Ugh. He hated driving in the city. Well, that’s a little unfair, given he did it every day.
He preferred sitting in his own car to standing shoulder to shoulder to backpack to belly on a subway car. Even if the subway car moved and his car was sitting was in traffic.
He had his route, though. He’d leave his cul de sac. tour through the curvy roads of the subdivision, drive over the bridge and exit at the secret tunnel at E Street. From there it was a few short blocks to the parking garage. He paid dearly for his spot, but he was in control. He shifted his hours so he beat the outbound traffic. All in all, not a bad commute.
Today, though, he had to cross town. He was going to the hockey game and decided, perhaps foolishly, that he could park close to the arena. He wouldn’t need to go back and get his car. He would just need to fork out more city parking lot ransom. But he was calling the shots on his movements.
Until now, that is.
He wasn’t a speed walker, yet he felt confident that he could definitely get to his destination faster via sneaker. He was spending significantly more time with his foot on the brake than the gas. In fact, his forward progress was consisting of rolling a few inches after releasing the brake.
He had started the journey with his favorite rock bands from the 70’s blasting. He had turned off the joyous music and was only listening to the blasting of cool air from the vents. He was feeling no joy. He needed to cool off.
He started off with certainty that he would have a beer or two before the game. Now he wondered if he would get to his seat before players skated onto the ice. He tried looking out the window at the other commuters, to calm himself. Instead he saw a big white truck blocking one of the lanes. The truck wasn’t moving. There were do-gooders loading tables, trays and coolers after feeding the bums. And the bums were streaming across the street, zig zagging between the barely moving cars with styrofoam boxes. They weren’t actually gumming up the traffic any worse, but it looked like they could. That just added to his annoyance.
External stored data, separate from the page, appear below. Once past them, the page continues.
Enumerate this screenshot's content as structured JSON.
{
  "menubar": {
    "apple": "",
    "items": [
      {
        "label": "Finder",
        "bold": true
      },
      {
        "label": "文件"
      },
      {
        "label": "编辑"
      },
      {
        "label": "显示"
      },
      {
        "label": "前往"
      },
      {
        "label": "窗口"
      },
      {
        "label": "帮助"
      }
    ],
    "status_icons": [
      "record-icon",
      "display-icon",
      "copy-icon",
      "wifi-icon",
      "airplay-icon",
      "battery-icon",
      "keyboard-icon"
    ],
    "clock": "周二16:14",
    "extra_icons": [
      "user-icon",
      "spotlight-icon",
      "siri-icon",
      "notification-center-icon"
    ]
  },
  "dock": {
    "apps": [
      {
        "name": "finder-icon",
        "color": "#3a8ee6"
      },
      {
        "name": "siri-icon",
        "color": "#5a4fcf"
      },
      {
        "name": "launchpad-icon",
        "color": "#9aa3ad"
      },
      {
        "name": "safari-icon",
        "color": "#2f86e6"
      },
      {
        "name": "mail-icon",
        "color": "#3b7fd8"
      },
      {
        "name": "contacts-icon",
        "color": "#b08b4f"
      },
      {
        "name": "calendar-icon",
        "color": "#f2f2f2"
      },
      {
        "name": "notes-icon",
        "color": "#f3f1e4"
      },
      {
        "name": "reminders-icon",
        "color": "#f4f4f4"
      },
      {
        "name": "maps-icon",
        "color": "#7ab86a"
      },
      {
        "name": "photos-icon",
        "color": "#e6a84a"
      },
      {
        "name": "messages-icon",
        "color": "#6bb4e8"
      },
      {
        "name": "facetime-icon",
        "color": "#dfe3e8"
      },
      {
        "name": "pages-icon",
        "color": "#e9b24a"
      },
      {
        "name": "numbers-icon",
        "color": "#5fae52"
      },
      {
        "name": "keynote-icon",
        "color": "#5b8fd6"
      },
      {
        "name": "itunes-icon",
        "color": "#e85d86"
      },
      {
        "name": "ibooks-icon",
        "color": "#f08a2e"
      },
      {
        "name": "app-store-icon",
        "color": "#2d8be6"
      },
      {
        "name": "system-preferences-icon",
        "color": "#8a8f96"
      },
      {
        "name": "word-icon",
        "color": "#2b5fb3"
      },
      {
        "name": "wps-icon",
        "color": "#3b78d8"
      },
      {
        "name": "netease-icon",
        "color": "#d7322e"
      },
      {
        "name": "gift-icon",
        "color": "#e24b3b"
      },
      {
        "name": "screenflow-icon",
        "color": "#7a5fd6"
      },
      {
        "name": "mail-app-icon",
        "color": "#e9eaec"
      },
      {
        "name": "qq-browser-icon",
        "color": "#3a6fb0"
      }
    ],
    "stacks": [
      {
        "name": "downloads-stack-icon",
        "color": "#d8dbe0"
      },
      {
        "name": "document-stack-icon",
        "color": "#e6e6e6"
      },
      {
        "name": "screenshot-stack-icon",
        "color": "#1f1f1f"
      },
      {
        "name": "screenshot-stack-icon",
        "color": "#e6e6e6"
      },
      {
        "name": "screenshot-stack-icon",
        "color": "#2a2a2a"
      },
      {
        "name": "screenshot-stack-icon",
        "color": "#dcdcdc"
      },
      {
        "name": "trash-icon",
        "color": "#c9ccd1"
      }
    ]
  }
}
He was happy, if that is the right word, that he was in the left lane. He wasn’t going to let any of the cars stuck behind the white box truck into his lane. He was out of graciousness. Not without guilt, though. He didn’t try and justify his discourtesy. He was irritable and he owned it. Now he had to get around that truck for his right turn.
The congestion-causing truck made it easy for him to switch lanes. He zeroed in on the unmatched intersection. The north-south street was through, but the east-west didn’t quite match up.This caused additional traffic confusion. He slammed his hands on his steering wheel. He was likely to miss the opening faceoff.
Pedestrians streamed across the unmatched streets, barricading his turn. A trio of cyclists on those stupid city red rent-a-bikes crossed in front of him. They needed to watch where they’re going. There was almost a break in the walkers. He decided to try and thread his Camry through the crowd. If he made a move, maybe some of these idiots would stop walking and he could clear the intersection.
He stopped himself from cursing. His windows were up and nobody would hear him. No reason to uselessly swear.
His eyes darted from one side of the street to the other. Where was he going to park? Now was the time to curse. He thought for sure that there’d be easy parking. His phone rang. He looked down and saw his buddy’s name. He told the unanswered phone, “I’m on my fucking way, alright??” His buddy took the train, and he scanned for a place to put his stupid car.